Taubat, Jalan Pintas Menebus Dosa

taubat21

*Ketika saat berumur 15 tahun, kita durhaka kepada kedua orang tua. Lalu pada saat berumur 30 tahun, dosa itu kita tinggalkan. Apakah dosa kita telah diampuni, dihapus, atau dilenyapkan untuk selamanya? Benar, kita telah menghentikan dosa, tapi sudahkah kita bertaubat? Jika belum, berarti kita belum diampuni. Ini merupakan kaedah penting, tetapi manusia sering melupakan.

Bayangkan, di hari kiamat kita menghadap Allah Subhaanahu Wa Taala dan ditanya dosa yang telah kita tinggalkan selama sepuluh tahun, dan kita pun telah melupakannya. Lalu kita menjawab, “Wahai Tuhanku, aku telah meninggalkan dosa itu, aku telah melupakannya.” Tetapi sudahkah ia bertaubat? Belum! Maka firman Allah (artinya), “Pada hari ketika mereka dibangkitkan Allah semuanya, lalu diberitakan-Nya kepada mereka apa yang telah mereka kerjakan. Allah mengumpulkan (mencatat) amal perbuatan itu, padahal mereka telah melupakannya. Dan Allah Mahamenyaksikan segala sesuatu.” (QS. Al Mujâdalah: 6).

Allah Subhaanahu Wa Taala juga berfirman (artinya), “Dan diletakkanlah kitab, lalu kamu akan melihat orang-orang bersalah ketakutan terhadap apa yang (tertulis) di dalamnya, dan mereka berkata, “Aduhai celaka kami, kitab apakah ini yang tidak meninggalkan yang kecil dan tidak (pula) yang besar, melainkan ia mencatat semuanya; dan mereka dapati apa yang telah mereka kerjakan ada (tertulis). Dan Tuhanmu tidak menganiaya seorang jua pun.” (QS. Al Kahfî: 49).

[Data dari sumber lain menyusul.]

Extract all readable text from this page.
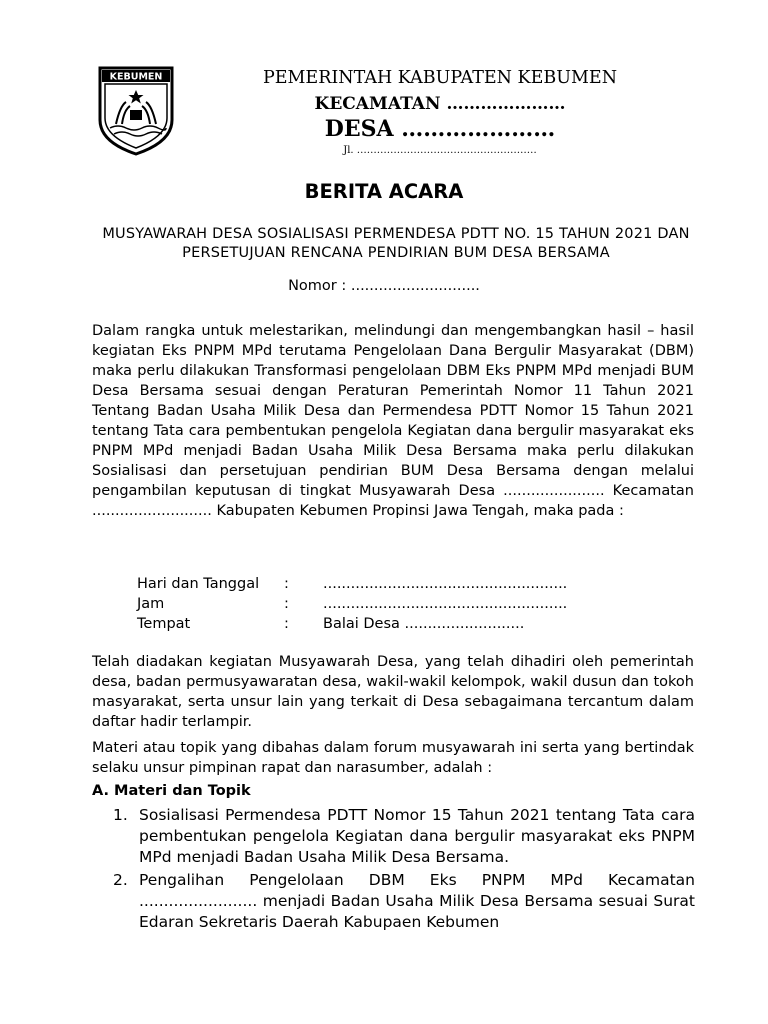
KEBUMEN	PEMERINTAH KABUPATEN KEBUMEN
KECAMATAN …………………
DESA …………………
Jl. ………………………………………………
BERITA ACARA
MUSYAWARAH DESA SOSIALISASI PERMENDESA PDTT NO. 15 TAHUN 2021 DAN PERSETUJUAN RENCANA PENDIRIAN BUM DESA BERSAMA
Nomor : ............................
Dalam rangka untuk melestarikan, melindungi dan mengembangkan hasil – hasil kegiatan Eks PNPM MPd terutama Pengelolaan Dana Bergulir Masyarakat (DBM) maka perlu dilakukan Transformasi pengelolaan DBM Eks PNPM MPd menjadi BUM Desa Bersama sesuai dengan Peraturan Pemerintah Nomor 11 Tahun 2021 Tentang Badan Usaha Milik Desa dan Permendesa PDTT Nomor 15 Tahun 2021 tentang Tata cara pembentukan pengelola Kegiatan dana bergulir masyarakat eks PNPM MPd menjadi Badan Usaha Milik Desa Bersama maka perlu dilakukan Sosialisasi dan persetujuan pendirian BUM Desa Bersama dengan melalui pengambilan keputusan di tingkat Musyawarah Desa ...................... Kecamatan .......................... Kabupaten Kebumen Propinsi Jawa Tengah, maka pada :
Hari dan Tanggal	:	.....................................................
Jam	:	.....................................................
Tempat	:	Balai Desa ..........................
Telah diadakan kegiatan Musyawarah Desa, yang telah dihadiri oleh pemerintah desa, badan permusyawaratan desa, wakil-wakil kelompok, wakil dusun dan tokoh masyarakat, serta unsur lain yang terkait di Desa sebagaimana tercantum dalam daftar hadir terlampir.
Materi atau topik yang dibahas dalam forum musyawarah ini serta yang bertindak selaku unsur pimpinan rapat dan narasumber, adalah :
A. Materi dan Topik
1. Sosialisasi Permendesa PDTT Nomor 15 Tahun 2021 tentang Tata cara pembentukan pengelola Kegiatan dana bergulir masyarakat eks PNPM MPd menjadi Badan Usaha Milik Desa Bersama.
2. Pengalihan Pengelolaan DBM Eks PNPM MPd Kecamatan ........................ menjadi Badan Usaha Milik Desa Bersama sesuai Surat Edaran Sekretaris Daerah Kabupaen Kebumen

Perhatikanlah pula firman Allah berikut ini, artinya: “Katakanlah, “Hai hamba-hamba-Ku yang malampaui batas terhadap diri mereka sendiri. Janganlah kamu berputus asa dari rahmat Allah. Sesungguhnya Allah mengampuni dosa-dosa semuanya. Sesungguhnya Dialah yang Mahapengampun lagi Mahapenyayang. Dan kembalilah kamu kepada Tuhanmu, dan berserah dirilah kepada-Nya sebelum datang azab kepadamu, kemudian kamu tidak dapat ditolong (lagi).” (QS. Az-Zumar: 53-55). Marilah kita bertaubat, “Supaya jangan ada yang berkata ketika ia melihat azab, “Kalau sekiranya aku dapat kembali (ke dunia), niscaya aku akan termasuk orang-orang yang berbuat baik”. QS. Az-Zumar: 58).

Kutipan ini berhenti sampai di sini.